Thursday, July 05, 2018

Retired Man Still Working on Documenting Forgotten History of African Americans
David Wallace has spent years researching names of thousands of black residents

By Jasmine Pelaez
Jul 05, 2018 07:03 PM EDT

FREDERICK, Md. - For the last three years, David Wallace has spent six days of the week here in the Maryland Room at the C. Burr Artz Library digging through dozens of reels of archived documents.

"I’m a ‘lister’ by nature. I love making lists about all kinds of things," said Wallace.

After reading a book on the subject of burial sites in Frederick, he noticed not a single mention of any black resident.

Wallace has now listed more than 5,000 names of black residents in Frederick with published death and burial notices from the 1800s to the 1950s.

"I know from my own experience how interesting it is to know more about my own ancestors...There's no difference between black and white in that respect," Wallace said.

His database was recently printed and bound and has been distributed to other libraries and organizations like African American Resources- Cultural and Heritage, or AARCH, in the hopes of becoming a stepping stone to further research.

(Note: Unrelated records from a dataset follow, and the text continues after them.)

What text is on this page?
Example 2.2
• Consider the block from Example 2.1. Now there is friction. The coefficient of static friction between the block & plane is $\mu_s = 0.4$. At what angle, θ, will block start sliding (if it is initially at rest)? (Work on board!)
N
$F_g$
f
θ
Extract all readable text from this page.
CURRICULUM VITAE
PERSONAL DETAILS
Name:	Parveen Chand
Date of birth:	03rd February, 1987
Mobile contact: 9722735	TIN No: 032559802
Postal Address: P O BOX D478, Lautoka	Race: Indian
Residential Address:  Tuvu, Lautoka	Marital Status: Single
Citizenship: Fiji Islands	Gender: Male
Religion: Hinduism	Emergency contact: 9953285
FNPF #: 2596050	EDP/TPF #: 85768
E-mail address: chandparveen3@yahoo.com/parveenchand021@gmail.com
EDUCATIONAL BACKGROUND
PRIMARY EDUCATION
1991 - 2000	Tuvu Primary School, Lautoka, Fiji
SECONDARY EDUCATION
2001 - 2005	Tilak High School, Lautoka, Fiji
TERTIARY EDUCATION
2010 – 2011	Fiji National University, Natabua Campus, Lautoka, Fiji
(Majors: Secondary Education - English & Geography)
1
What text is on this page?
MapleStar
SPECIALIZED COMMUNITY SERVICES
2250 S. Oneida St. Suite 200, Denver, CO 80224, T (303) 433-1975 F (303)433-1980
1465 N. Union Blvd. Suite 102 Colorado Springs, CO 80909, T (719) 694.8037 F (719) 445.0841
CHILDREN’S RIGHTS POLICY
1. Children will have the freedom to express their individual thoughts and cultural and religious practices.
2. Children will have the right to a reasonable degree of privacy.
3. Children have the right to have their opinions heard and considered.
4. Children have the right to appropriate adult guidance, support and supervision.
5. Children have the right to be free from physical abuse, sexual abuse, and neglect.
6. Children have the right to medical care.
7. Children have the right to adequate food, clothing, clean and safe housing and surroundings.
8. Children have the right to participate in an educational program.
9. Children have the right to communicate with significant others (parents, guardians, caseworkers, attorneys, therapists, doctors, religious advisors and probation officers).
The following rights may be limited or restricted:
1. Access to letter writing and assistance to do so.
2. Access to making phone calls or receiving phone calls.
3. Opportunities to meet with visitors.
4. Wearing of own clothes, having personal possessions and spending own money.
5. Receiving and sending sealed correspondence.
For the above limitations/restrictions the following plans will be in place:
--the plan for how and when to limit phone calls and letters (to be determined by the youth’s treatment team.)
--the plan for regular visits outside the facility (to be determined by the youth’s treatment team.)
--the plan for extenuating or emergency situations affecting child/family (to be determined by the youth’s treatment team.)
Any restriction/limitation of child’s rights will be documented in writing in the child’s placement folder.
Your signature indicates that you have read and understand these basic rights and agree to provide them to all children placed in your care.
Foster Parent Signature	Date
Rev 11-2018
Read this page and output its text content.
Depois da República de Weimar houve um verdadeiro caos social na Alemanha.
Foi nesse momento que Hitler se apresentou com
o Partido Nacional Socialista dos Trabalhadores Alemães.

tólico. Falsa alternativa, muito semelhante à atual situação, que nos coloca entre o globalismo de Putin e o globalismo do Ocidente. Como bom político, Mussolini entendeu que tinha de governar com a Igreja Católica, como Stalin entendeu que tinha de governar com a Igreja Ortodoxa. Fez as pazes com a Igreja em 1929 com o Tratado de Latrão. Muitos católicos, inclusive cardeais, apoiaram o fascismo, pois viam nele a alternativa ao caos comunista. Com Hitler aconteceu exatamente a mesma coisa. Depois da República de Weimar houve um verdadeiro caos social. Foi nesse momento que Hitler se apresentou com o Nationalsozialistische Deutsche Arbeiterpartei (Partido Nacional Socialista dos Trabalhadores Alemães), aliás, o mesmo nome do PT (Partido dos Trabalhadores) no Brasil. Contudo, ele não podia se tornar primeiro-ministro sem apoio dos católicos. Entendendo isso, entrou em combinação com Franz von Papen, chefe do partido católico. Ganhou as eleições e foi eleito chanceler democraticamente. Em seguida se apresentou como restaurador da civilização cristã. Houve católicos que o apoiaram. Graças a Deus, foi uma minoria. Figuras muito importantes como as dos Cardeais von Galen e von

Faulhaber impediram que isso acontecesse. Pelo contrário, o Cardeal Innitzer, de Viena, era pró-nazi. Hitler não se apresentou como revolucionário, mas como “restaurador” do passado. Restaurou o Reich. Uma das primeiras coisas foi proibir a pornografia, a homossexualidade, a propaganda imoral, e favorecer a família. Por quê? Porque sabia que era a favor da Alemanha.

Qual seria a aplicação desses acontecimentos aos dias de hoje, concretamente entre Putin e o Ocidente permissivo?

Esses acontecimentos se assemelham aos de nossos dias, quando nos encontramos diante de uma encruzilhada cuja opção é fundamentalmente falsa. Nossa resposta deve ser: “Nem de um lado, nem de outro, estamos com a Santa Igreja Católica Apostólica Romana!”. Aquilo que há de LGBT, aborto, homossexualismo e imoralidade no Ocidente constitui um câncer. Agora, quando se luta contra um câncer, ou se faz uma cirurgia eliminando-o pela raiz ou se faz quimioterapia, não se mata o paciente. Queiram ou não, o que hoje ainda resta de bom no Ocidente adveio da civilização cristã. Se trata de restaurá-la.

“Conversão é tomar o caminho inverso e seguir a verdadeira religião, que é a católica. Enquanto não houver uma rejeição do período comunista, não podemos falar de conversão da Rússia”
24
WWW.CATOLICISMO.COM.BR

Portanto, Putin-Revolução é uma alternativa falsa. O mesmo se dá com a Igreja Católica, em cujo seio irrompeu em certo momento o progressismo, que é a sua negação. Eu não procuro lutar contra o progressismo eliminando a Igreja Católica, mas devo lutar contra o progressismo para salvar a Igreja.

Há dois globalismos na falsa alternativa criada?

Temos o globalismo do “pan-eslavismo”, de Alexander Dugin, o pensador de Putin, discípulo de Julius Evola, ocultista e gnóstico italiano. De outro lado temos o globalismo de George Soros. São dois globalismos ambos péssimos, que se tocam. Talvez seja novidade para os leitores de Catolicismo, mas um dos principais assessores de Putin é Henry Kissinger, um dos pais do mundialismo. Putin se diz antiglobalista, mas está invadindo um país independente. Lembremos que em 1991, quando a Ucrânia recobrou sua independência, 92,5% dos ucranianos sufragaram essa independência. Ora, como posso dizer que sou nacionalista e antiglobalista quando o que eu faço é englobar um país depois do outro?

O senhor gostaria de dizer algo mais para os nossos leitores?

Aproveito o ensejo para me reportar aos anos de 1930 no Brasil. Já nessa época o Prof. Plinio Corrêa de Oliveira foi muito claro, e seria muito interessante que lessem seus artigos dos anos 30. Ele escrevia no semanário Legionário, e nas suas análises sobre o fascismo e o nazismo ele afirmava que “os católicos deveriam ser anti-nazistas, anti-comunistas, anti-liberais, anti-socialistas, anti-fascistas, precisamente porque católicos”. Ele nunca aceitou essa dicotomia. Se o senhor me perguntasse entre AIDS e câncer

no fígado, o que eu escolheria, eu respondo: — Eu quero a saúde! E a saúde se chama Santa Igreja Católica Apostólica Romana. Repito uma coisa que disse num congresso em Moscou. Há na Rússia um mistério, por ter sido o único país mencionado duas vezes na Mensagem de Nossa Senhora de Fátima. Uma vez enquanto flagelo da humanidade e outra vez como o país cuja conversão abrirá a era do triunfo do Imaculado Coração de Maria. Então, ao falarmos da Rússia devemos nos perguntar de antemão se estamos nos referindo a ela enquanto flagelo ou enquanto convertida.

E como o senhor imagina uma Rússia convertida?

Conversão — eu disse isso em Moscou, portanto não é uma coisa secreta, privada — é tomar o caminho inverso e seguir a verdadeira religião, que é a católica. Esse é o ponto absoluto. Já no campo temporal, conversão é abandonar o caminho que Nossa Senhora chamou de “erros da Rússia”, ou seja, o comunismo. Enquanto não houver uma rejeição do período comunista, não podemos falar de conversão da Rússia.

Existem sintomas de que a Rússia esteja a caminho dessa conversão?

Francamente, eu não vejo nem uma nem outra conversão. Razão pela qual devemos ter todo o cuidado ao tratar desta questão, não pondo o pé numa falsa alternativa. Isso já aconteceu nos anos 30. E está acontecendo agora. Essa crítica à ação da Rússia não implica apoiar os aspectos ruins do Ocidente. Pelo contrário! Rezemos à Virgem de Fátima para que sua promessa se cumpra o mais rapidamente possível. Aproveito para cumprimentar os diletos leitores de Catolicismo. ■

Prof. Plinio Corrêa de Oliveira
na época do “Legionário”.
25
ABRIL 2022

"It’s just something to pass on to generations to come. This is one of those things that would have disappeared had he not done that," said AARCH president, David Key.

And now done with the database, Wallace has devoted time to creating more lists in the form of indexes for books within the Maryland Room's collection.

He has completed 225 book indexes.

"He’s like the energizer bunny of indexing. That's what we like to say in the Maryland Room," joked library associate for the Maryland Room, Carolyn Magura.

David Wallace has volunteered for the Maryland Room research center at the library for more than 10 years.